U.S. Secretary of State Mike Pompeo, in a statement, labeled the Confucius Institute U.S. Center in Washington “an entity advancing Beijing’s global propaganda and malign influence campaign on U.S. campuses and K-12 classrooms.”
David Stilwell, the top U.S. diplomat for East Asia, told a briefing the dozens of Confucius Institutes in the United States were not being kicked out, but said U.S. universities should take a “hard look” at what they were doing on campus.
Academic exchanges needed to take place without government intrusion, Stilwell said.
China strongly criticized the move, which “demonizes and stigmatizes” the normal functioning of the program, foreign Ministry spokesman Zhao Lijian told a news briefing on Friday.
He said the institutes were open and transparent, and observed local laws and university rules, adding that China reserved the right to take further action.
Pompeo said the goal of the move was to ensure American schools “can make informed choices about whether these CCP (Chinese Communist Party)-backed programs should be allowed to continue, and if so, in what fashion.”
“The United States wants to ensure that students on U.S. campuses have access to Chinese language and cultural offerings free from the manipulation of the Chinese Communist Party and its proxies,” he said.
Pompeo said the Trump administration had made it a priority to seek fair and reciprocal treatment from China and Beijing had enjoyed free and open access to U.S. society while denying that same access to Americans and other foreigners in China.

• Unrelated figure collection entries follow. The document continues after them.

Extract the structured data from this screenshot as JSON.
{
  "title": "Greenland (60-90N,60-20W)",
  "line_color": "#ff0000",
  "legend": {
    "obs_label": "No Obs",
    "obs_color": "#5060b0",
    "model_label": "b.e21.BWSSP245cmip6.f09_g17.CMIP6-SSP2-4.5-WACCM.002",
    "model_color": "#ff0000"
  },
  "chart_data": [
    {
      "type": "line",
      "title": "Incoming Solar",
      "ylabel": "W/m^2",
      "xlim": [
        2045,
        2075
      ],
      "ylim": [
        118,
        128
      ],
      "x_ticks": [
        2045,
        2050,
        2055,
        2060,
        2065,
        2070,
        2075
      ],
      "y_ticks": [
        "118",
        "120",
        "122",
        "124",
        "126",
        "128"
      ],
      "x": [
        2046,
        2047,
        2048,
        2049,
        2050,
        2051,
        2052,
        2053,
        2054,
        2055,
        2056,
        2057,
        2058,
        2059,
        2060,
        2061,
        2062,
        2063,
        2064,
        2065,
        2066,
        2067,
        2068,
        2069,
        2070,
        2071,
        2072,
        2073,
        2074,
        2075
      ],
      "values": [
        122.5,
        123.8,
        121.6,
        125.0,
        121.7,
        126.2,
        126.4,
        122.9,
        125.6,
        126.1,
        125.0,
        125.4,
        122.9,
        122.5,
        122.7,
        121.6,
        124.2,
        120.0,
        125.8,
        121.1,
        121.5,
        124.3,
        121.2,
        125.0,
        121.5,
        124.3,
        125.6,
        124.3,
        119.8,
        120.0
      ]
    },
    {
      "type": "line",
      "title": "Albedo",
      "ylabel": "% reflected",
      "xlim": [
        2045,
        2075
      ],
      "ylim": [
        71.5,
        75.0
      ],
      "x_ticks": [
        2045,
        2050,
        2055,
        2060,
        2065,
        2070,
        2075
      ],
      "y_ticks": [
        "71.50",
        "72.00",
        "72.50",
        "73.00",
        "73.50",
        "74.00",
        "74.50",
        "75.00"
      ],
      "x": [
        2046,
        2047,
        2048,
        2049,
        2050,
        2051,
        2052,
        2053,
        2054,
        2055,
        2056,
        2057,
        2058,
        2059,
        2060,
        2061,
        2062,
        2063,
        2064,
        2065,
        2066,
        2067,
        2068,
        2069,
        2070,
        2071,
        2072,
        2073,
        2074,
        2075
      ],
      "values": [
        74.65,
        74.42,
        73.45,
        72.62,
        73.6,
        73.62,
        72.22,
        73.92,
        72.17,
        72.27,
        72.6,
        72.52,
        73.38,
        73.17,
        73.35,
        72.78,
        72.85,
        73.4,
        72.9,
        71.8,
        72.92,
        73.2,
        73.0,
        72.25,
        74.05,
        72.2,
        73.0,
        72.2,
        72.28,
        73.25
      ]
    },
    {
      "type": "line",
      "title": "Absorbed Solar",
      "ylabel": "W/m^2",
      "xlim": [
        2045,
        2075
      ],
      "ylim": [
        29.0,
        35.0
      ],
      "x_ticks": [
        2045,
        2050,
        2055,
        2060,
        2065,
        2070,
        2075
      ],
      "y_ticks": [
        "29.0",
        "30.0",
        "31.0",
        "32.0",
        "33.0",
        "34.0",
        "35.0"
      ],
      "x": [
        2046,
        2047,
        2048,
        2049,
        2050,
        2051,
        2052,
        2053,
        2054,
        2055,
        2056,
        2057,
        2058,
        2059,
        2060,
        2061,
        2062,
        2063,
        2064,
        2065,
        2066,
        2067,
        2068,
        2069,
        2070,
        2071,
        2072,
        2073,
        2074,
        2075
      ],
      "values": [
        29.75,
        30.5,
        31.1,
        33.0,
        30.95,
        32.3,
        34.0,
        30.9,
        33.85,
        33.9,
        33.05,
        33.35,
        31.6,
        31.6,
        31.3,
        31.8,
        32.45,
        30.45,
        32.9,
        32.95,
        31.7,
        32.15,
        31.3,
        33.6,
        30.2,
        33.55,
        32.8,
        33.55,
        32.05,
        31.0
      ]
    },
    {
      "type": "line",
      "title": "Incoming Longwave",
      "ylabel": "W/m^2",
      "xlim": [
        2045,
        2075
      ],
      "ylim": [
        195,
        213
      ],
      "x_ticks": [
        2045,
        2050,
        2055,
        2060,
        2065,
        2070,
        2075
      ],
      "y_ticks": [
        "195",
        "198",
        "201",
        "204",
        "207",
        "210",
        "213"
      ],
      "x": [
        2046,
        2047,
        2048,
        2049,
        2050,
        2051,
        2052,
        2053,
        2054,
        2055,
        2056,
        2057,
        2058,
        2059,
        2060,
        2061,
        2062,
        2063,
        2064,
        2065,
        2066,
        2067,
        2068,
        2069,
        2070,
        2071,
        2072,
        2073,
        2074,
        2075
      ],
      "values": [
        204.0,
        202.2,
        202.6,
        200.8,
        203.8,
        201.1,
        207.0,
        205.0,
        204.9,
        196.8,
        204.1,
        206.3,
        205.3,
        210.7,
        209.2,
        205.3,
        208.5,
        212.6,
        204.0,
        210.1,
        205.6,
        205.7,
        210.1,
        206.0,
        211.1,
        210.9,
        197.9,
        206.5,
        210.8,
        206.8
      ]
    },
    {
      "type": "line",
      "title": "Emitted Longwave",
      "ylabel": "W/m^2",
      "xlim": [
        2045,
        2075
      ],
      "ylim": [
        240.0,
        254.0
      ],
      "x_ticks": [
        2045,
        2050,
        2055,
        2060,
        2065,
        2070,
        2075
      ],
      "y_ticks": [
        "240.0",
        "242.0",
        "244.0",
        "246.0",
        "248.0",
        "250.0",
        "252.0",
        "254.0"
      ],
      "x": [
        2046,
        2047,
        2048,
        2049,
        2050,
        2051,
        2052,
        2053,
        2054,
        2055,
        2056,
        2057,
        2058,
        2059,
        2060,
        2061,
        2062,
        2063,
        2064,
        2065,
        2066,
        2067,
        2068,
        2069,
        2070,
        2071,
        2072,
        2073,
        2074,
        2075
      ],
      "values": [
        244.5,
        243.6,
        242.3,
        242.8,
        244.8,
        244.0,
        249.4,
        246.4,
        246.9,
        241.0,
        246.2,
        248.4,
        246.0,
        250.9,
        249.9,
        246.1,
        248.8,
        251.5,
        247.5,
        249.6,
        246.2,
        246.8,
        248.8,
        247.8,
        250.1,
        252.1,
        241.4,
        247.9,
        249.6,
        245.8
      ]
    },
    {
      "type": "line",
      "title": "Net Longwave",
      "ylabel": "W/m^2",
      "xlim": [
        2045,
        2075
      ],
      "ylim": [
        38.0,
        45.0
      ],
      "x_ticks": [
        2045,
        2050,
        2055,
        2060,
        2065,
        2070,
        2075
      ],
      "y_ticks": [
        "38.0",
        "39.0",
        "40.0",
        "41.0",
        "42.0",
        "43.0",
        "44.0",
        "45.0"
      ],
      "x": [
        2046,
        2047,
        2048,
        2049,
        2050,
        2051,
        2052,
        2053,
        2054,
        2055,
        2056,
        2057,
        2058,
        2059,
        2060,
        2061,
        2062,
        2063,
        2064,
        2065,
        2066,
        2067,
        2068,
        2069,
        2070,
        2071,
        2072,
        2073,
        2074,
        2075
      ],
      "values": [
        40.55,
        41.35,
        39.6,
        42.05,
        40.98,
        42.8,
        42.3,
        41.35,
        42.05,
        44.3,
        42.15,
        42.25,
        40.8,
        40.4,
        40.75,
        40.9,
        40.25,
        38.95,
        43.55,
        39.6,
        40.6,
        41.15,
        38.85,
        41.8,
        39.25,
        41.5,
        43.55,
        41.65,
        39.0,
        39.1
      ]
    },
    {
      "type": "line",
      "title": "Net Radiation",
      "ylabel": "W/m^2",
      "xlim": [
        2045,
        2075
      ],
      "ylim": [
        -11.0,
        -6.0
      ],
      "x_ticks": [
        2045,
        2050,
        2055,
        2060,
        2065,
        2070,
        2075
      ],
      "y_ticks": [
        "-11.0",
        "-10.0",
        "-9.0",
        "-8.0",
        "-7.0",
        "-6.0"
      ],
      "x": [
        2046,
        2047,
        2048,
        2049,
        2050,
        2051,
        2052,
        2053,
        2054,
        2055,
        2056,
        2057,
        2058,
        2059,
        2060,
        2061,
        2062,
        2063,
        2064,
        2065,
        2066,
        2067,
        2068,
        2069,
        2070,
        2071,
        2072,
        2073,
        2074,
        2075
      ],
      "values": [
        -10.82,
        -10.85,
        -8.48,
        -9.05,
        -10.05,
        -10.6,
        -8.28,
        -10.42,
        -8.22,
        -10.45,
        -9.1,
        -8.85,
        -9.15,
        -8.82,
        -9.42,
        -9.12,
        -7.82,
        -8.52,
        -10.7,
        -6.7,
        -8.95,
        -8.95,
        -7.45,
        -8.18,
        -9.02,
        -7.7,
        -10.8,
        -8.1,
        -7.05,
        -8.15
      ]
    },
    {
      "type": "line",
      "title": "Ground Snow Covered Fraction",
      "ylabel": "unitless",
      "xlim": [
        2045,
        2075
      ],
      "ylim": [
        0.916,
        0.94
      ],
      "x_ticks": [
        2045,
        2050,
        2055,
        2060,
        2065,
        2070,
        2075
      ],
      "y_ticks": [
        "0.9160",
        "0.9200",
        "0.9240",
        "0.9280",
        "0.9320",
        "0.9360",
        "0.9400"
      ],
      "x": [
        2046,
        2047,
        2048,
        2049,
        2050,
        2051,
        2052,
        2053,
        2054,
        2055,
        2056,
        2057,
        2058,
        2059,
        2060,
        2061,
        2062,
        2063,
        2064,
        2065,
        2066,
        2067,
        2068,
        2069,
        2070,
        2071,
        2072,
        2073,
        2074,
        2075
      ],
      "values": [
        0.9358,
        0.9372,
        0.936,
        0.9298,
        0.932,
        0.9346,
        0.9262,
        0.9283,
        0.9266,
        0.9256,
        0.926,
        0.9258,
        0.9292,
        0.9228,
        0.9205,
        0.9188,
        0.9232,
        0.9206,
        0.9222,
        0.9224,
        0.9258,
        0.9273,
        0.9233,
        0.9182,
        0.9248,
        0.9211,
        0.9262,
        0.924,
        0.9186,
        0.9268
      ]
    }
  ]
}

Last year, the U.S. State and Education Departments promised stricter monitoring of the institutes, which have been criticized in Congress and elsewhere as de facto propaganda arms of China’s Communist government.
In June, the State Department announced it would start treating four major Chinese media outlets as foreign embassies, calling them mouthpieces for Beijing.
U.S.-China relations are at their lowest ebb in decades, with President Donald Trump taking a tough line on Beijing ahead of his Nov. 3 re-election bid.
The world’s top two economies are at loggerheads on issues ranging from the handling of the coronavirus pandemic to China’s crackdown on freedoms in Hong Kong and what U.S. officials say is rampant espionage activity to steal U.S. business and military secrets.
In his briefing, Stilwell said China had taken no action to address fundamental U.S. concerns about where bilateral ties were going and also referred to U.S. allegations that Chinese diplomats were involved activities that undermined medical research and freedom of speech.
“We are having discussions and we’re emphasizing to them that they need to address our fundamental concerns, and we will take steps if they do not,” Stilwell said, when asked about a recent statement by China’s Vice Foreign Minister Le Yucheng on the need to ensure the relationship does not derail.
Stilwell said there were about 500 Confucius classrooms in the United States affiliated with a university-based Confucius Institute.
According to the U.S. non-profit organization, the National Association of Scholars, there were 75 Confucius Institutes in the United States as of June, including 66 at colleges and universities.
The association contends that the institutes compromise academic freedom, defy Western norms of transparency, and are inappropriate on campuses. China rejects that criticism, calling it politicized and baseless.